Iyothee Thass died on 5 May 1914, just two weeks before his 69th birthday.

== Brahmanisation of Thiruvalluvar ==
Iyothee Thass claimed that his grandfather Kandappan worked as a butler of George Harrington, a European Civil Servant possibly in Madurai district. During the same time, Francis Whyte Ellis, a British civil servant in the Madras Presidency and a scholar of Tamil and Sanskrit who had established a Tamil sangam (academy) in Madras in 1825 and asked Tamil enthusiasts to "bring to him ancient Tamil manuscripts for publication". Between 1825 and 1831, Kandappan discovered handwritten manuscripts of the Thirukkural as well as the Tiruvalluva Maalai (a hagiographic anthology of Valluvar and his work) and the Naaladi Naannurru (also known as Naalatiyaar, a poetry collection from the Sangam period). According to popular sources, Kandappan preserved the works from destruction after finding the manuscripts written on palm leaves in a pile of leaves used for cooking. Kandappan had them delivered to Ellis.

The books were finally published in print for the first time in 1831 thanks to the collaboration between Ellis, his manager Muthusamy Pillai, and Tamil scholar Tandavaraya Mudaliar.
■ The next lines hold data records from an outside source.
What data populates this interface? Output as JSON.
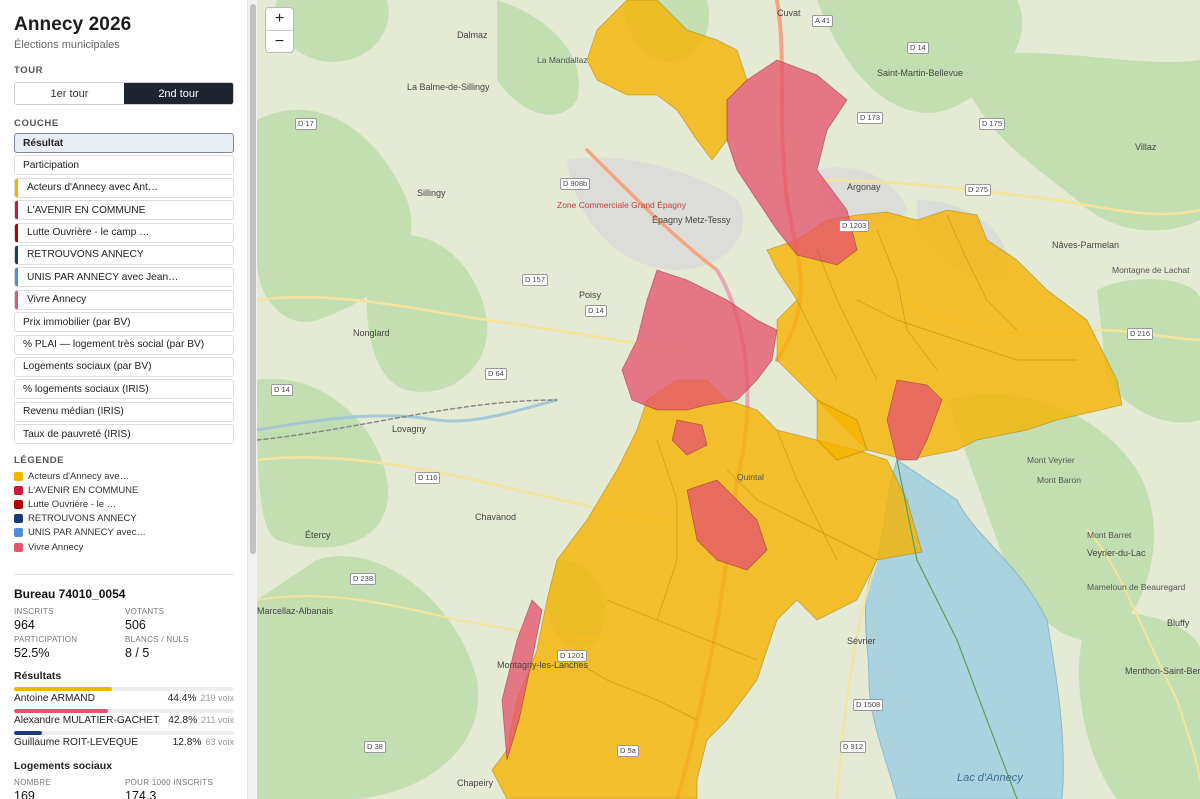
{
  "app": {
    "title": "Annecy 2026",
    "subtitle": "Élections municipales"
  },
  "tour": {
    "label": "TOUR",
    "options": [
      "1er tour",
      "2nd tour"
    ],
    "selected": "2nd tour"
  },
  "couche": {
    "label": "COUCHE",
    "selected": "Résultat",
    "items": [
      {
        "label": "Résultat"
      },
      {
        "label": "Participation"
      },
      {
        "label": "Acteurs d'Annecy avec Ant…",
        "color": "#f5b301"
      },
      {
        "label": "L'AVENIR EN COMMUNE",
        "color": "#c8193a"
      },
      {
        "label": "Lutte Ouvrière - le camp …",
        "color": "#b30000"
      },
      {
        "label": "RETROUVONS ANNECY",
        "color": "#1a3a7c"
      },
      {
        "label": "UNIS PAR ANNECY avec Jean…",
        "color": "#4a90d9"
      },
      {
        "label": "Vivre Annecy",
        "color": "#e5566e"
      },
      {
        "label": "Prix immobilier (par BV)"
      },
      {
        "label": "% PLAI — logement très social (par BV)"
      },
      {
        "label": "Logements sociaux (par BV)"
      },
      {
        "label": "% logements sociaux (IRIS)"
      },
      {
        "label": "Revenu médian (IRIS)"
      },
      {
        "label": "Taux de pauvreté (IRIS)"
      }
    ]
  },
  "legend": {
    "label": "LÉGENDE",
    "items": [
      {
        "label": "Acteurs d'Annecy ave…",
        "color": "#f5b301"
      },
      {
        "label": "L'AVENIR EN COMMUNE",
        "color": "#c8193a"
      },
      {
        "label": "Lutte Ouvrière - le …",
        "color": "#b30000"
      },
      {
        "label": "RETROUVONS ANNECY",
        "color": "#1a3a7c"
      },
      {
        "label": "UNIS PAR ANNECY avec…",
        "color": "#4a90d9"
      },
      {
        "label": "Vivre Annecy",
        "color": "#e5566e"
      }
    ]
  },
  "bureau": {
    "title": "Bureau 74010_0054",
    "stats": [
      {
        "label": "INSCRITS",
        "value": "964"
      },
      {
        "label": "VOTANTS",
        "value": "506"
      },
      {
        "label": "PARTICIPATION",
        "value": "52.5%"
      },
      {
        "label": "BLANCS / NULS",
        "value": "8 / 5"
      }
    ],
    "results_title": "Résultats",
    "results": [
      {
        "name": "Antoine ARMAND",
        "pct": "44.4%",
        "votes": "219 voix",
        "share": 0.444,
        "color": "#f5b301"
      },
      {
        "name": "Alexandre MULATIER-GACHET",
        "pct": "42.8%",
        "votes": "211 voix",
        "share": 0.428,
        "color": "#e5566e"
      },
      {
        "name": "Guillaume ROIT-LEVÊQUE",
        "pct": "12.8%",
        "votes": "63 voix",
        "share": 0.128,
        "color": "#1a3a7c"
      }
    ],
    "logements_title": "Logements sociaux",
    "logements": [
      {
        "label": "NOMBRE",
        "value": "169"
      },
      {
        "label": "POUR 1000 INSCRITS",
        "value": "174.3"
      }
    ]
  },
  "map": {
    "zoom_in": "+",
    "zoom_out": "−",
    "place_labels": [
      "Cuvat",
      "Dalmaz",
      "La Mandallaz",
      "La Balme-de-Sillingy",
      "Saint-Martin-Bellevue",
      "Sillingy",
      "Épagny Metz-Tessy",
      "Zone Commerciale Grand Épagny",
      "Argonay",
      "Nâves-Parmelan",
      "Poisy",
      "Nonglard",
      "Lovagny",
      "Montagne de Lachat",
      "Mont Veyrier",
      "Mont Baron",
      "Mont Barret",
      "Veyrier-du-Lac",
      "Chavanod",
      "Étercy",
      "Quintal",
      "Sévrier",
      "Menthon-Saint-Bernard",
      "Chapeiry",
      "Montagny-les-Lanches",
      "Marcellaz-Albanais",
      "Mameloun de Beauregard",
      "Bluffy",
      "Villaz"
    ],
    "lake_label": "Lac d'Annecy",
    "road_labels": [
      "A 41",
      "D 14",
      "D 173",
      "D 175",
      "D 17",
      "D 908b",
      "D 275",
      "D 1203",
      "D 157",
      "D 14",
      "D 216",
      "D 64",
      "D 14",
      "D 116",
      "D 238",
      "D 1201",
      "D 1508",
      "D 38",
      "D 5a",
      "D 912"
    ]
  }
}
The 1831 and 1834 editions published by Ellis did not mention Thiruvalluvar's parentage or specify his birth to a Brahmin father and a Pariah mother. However, differences were later identified in the 1835 edition of Thiruvalluvar Malai by Vishaka Perumal Iyer and the 1837 edition by his brother Saravana Perumal Iyer that suggested that both parents of Thiruvalluvar were Brahmins. Kandappan complained to Ellis that "four new verses had been added to the original version of Thiruvalluvar Malai". He also noted that Ellis' omissions about Valluvar's possible parentage as the son of a brahmin father and a pariah mother contributed to historical distortion and "co-opting Thiruvalluvar and his work into the Brahminical Hindu value system".

Thass found the discrepancy between the 1831/1834 texts and the 1835/1837 texts notable, suggesting a deliberate intervention. Thass proposed that the publication of Thirukkural by Ellis likely alerted the brahmanas to the existence of an ethical text authored by a valluvan, a sub-sect of the pariahs. This awareness may have led them to reconcile their views on the social status of valluvans and pariahs with the newfound intellectual strength and achievements demonstrated in Thirukkural. To address this, Thass suggested that a new genealogy for Thiruvalluvar emerged, attempting to align him with noble birth. Different versions of these stories circulated, with the 1847 edition by Muthuveerapillai and Vedagiri Mudaliar linking Thiruvalluvar's birth to puranic myths. Thass argued that these stories, often inconsistent and absurd, aimed to distance Thiruvalluvar from his Buddhist origins and integrate him into the Brahminical Hindu value system.

== Legacy ==
Iyothee Thass remains the first recognized anti-caste leader of the Madras Presidency. In many ways, Periyar, Dravidar Kazhagam, and B. R. Ambedkar are inheritors of his legacy. He was also the first notable Scheduled Caste leader to embrace Buddhism.

However, Iyothee Thass was largely forgotten until recent times when the Dalit Sahitya Academy, a publishing house owned by Dalit Ezhilmalai, published his writings. Ezhilmalai, then the Union Health Minister, also made a desired to name the planned National Center for Siddha Research after the leader. However, the proposal did not come into effect until 2005, when vehement protests by Se. Ku. Tamilarasan of the Republican Party of India (RPI) forced the Government to take serious note of the matter. The institute for Siddha Research (National Institute of Siddha) was subsequently inaugurated by Indian Prime Minister Manmohan Singh and Anbumani Ramadoss the then Union Health Minister on 3 September 2005 and named it after the anti-caste Buddhist leader. At its inauguration, the hospital had 120 beds. The patients were treated as per the traditional system of Siddha medicine.

A commemorative postage stamp on him was issued on 21 October 2005. His works are nationalized and solatium was given to their legal heirs in 2008.

== Criticism ==

In the early part of the 20th century, he indulged in vehement condemnation of the Swadeshi movement and the nationalist press remarking that he could "locate the power of the modern secular Brahmin in the control he wielded over public opinion."